Nemo in Latin means “no one.” The optimist in me likes to think that therefore that name includes everyone and his journey is one we can all empathize with. Kalpana in Sanskrit means “imagination.” I like to think that armed with that, she will manage her way in the wider world. And if she does meet any predators along the way, I hope they will be in rehab—like Bruce the shark: fish-friendly or at least trying to be good.

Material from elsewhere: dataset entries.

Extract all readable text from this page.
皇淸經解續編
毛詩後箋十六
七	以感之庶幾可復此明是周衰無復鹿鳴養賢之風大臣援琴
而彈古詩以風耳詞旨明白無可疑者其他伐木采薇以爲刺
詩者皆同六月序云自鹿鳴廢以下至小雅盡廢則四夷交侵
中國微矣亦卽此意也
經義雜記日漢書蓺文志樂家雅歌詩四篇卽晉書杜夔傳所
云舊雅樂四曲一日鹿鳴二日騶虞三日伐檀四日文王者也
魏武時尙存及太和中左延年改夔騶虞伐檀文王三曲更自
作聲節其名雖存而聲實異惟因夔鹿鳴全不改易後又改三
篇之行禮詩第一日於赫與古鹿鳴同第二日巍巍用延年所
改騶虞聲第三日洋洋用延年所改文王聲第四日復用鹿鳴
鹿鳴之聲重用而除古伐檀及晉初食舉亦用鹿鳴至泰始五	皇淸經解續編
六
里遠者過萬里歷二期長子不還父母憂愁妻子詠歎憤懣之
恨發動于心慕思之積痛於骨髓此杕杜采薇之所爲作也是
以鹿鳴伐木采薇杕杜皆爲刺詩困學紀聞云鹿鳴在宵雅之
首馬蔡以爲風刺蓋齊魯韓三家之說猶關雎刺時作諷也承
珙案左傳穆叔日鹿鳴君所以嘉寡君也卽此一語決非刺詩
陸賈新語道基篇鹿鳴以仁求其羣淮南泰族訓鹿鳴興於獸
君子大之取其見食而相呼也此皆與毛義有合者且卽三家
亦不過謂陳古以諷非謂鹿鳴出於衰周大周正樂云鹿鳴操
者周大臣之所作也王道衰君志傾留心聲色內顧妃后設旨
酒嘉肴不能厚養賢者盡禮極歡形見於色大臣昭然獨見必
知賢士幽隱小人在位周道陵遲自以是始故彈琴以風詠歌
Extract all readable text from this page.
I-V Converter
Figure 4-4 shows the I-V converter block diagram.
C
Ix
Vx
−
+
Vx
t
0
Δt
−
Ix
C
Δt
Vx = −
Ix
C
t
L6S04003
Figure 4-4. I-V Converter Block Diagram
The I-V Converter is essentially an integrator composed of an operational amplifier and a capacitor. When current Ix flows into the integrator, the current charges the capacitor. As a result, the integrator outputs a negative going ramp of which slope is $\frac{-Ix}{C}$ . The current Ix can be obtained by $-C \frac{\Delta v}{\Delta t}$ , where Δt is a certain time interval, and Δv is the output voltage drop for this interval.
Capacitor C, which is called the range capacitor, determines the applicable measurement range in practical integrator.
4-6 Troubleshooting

Finding Nemo may take place under the ocean but it’s actually a road movie. And while the plot may seem to be the journey of father Marlin searching for and finding his son Nemo, in essence it’s the journey of Nemo finding himself. As in Nemo’s ocean, there may be set currents but no set paths. Kalpana will go to places we have never been. She will meet people we do not know. She will have adventures we will not be aware of—unless she wants to share them with us. I hope all she’s learned so far will serve her well. And if she’s ever feeling low, I hope she’ll remember how much she is loved.

We found Kalpana 18 years ago. And she has been a treasure in our lives. Now—as we stand back, watch her swimming away from us and our sheltered coral reef and alone towards the unknown—it’s time for her to find herself.